Prices of many pending buyouts of US listed Chinese companies fell recently after Chinese regulators indicated that conversion of RMB funds for overseas acquisitions would be subject to increased scrutiny (see Bloomberg: China to Curb Megadeals as Regulators Tame Record Overseas Spree). It does not appear that any of the current deals would be explicitly forbidden, but regulators would have broad scope to delay approvals and their actions will probably be heavily influenced the level of capital outflows from China. Some factors to keep in mind when reviewing deal terms:
- Strategic buyers and buyers with offshore financing are probably better placed to complete transactions.
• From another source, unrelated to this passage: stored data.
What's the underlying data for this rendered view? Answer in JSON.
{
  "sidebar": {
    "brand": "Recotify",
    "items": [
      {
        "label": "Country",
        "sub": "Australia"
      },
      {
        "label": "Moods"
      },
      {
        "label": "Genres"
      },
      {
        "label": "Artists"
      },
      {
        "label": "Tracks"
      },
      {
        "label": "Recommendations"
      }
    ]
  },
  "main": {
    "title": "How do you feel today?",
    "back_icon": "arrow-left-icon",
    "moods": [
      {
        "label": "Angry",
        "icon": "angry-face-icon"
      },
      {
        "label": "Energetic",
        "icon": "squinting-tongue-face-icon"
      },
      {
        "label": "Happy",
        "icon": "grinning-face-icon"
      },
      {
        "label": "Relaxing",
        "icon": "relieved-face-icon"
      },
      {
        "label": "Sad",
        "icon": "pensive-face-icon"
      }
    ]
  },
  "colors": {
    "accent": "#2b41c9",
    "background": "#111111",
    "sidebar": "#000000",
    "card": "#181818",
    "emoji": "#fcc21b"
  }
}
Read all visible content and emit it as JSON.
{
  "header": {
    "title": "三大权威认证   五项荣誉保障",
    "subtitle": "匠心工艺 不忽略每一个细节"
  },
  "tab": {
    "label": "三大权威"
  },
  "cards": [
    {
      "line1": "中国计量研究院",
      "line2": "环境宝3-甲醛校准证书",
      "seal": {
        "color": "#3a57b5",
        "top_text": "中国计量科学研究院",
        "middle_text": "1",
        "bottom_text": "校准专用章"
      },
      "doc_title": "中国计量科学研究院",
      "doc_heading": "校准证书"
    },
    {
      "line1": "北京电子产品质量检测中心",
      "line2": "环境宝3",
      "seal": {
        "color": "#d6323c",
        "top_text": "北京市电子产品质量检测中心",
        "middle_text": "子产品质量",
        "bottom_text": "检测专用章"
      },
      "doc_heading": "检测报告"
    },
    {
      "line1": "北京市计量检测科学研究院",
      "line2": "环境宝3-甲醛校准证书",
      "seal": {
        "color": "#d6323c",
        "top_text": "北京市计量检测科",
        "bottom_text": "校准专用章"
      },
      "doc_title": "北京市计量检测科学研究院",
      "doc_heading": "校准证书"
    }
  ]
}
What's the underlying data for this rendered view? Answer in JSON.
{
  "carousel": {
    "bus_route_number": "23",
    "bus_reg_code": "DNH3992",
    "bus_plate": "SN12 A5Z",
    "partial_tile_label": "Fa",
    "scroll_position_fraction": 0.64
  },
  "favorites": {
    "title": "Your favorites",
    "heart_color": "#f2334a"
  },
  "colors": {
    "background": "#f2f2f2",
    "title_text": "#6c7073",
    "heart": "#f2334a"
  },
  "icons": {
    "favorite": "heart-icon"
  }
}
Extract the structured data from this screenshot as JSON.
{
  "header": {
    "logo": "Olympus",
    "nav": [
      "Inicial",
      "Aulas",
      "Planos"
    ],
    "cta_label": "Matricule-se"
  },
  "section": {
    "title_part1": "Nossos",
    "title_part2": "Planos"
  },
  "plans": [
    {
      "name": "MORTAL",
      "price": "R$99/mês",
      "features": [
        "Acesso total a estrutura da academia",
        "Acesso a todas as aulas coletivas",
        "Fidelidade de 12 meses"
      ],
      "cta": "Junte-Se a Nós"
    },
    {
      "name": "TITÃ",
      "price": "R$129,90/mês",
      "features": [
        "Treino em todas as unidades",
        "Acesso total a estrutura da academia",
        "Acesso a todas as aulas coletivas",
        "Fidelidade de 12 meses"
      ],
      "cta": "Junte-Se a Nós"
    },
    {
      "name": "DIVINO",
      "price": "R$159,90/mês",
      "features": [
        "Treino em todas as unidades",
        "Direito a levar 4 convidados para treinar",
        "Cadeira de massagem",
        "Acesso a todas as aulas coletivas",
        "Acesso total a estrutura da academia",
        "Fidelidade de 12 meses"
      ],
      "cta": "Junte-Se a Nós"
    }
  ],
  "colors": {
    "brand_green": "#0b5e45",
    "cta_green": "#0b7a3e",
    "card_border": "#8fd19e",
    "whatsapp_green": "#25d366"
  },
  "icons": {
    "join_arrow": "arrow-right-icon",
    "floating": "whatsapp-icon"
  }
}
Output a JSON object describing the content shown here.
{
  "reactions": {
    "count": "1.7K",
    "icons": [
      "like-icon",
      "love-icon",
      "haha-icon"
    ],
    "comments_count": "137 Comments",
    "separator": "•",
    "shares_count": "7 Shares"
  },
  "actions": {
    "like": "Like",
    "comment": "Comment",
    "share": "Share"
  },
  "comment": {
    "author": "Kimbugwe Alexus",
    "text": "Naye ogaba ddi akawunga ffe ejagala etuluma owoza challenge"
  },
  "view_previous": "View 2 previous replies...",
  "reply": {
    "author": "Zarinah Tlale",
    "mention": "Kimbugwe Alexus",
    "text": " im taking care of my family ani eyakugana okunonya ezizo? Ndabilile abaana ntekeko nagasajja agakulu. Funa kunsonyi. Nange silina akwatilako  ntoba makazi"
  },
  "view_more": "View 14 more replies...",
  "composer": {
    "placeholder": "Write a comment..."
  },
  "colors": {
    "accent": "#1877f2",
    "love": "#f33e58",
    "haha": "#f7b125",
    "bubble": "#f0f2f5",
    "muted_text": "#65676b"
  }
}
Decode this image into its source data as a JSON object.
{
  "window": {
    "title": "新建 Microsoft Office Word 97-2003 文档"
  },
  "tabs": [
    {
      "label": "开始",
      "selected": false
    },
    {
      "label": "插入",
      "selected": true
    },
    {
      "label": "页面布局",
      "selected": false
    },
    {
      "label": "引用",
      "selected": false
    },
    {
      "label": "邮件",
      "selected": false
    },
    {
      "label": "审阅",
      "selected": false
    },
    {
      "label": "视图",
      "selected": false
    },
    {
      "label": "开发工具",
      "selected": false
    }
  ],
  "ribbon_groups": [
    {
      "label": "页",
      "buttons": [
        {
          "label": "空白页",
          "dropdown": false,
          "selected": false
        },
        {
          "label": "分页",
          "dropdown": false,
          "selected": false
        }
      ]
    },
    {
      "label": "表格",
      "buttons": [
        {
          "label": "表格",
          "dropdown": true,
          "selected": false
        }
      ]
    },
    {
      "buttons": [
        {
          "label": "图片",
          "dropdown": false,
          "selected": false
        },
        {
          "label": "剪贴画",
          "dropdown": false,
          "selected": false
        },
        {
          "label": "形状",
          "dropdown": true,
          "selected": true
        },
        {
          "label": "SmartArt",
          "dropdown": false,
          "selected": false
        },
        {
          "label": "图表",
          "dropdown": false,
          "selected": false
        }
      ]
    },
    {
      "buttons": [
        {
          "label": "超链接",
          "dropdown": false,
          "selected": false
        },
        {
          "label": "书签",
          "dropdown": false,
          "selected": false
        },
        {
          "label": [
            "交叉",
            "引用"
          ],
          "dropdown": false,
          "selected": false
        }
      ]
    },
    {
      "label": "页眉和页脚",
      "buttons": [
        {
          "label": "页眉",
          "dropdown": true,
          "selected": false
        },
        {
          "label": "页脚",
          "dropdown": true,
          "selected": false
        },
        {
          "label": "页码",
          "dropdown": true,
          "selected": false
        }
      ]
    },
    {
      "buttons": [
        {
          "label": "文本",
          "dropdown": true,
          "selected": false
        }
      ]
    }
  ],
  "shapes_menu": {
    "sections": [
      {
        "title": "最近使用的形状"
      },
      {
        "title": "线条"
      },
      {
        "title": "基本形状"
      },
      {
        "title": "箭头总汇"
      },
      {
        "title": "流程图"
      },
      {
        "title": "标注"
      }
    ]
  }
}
- Domestic Chinese investment funds and buyers reliant on domestic RMB bank financing probably face more difficulty.
- If the RMB is weakening then regulatory pressure will be greater. A weaker RMB may also weaken the financial rationale for completing a buyout at a fixed US$ price.
Despite these uncertainties many of the economic benefits from privatization are still available:
- Better investor support and higher valuations in domestic market
- Simpler and more efficient corporate structures
- Improved corporate visibility and reputation
Significant developments since the September review of buyouts
- Ecommerce operator Dangdang closed its buyout on 9/20
- Mobile game distributor Sky-Mobi closed its buyout on 11/16
- Synutra reached a definitive buyout agreement at $6.05/share, up from the initial offer last January of $5.91
- KongZhong reached a definitive buyout agreement at $7.55/share up from revised offer of $7.18 received in August, but below the initial offer of $8.56 in June 2015.
- Qunar reached a definitive buyout agreement at $30.39/share, unchanged from the initial offer in June
- Efuture reached a definitive buyout agreement at $6.42/share, up from the initial offer of $6.32 received in June
- Autohome announced the withdrawal of the buyout proposal that was made prior to the change in the company’s largest shareholder.
The following offers are currently open:
Some appear unlikely to proceed:
- Renren has proposed a spinoff of its venture capital investments into a new entity that will not be subject to regulatory reporting and not trade on any exchange. Public shareholders may not even be able to vote on this.
- China Cord Blood provided a lengthy update on “Recent Developments” at the end of its 2Q16 earnings report. It’s not clear whether the original $6.40 offer from the controlling shareholder (Golden Meditech) was ever withdrawn, but the controlling shareholder is currently negotiating a sale to a domestic Chinese conglomerate (Sanpower Group) and there’s no indication about the terms of a potential transaction.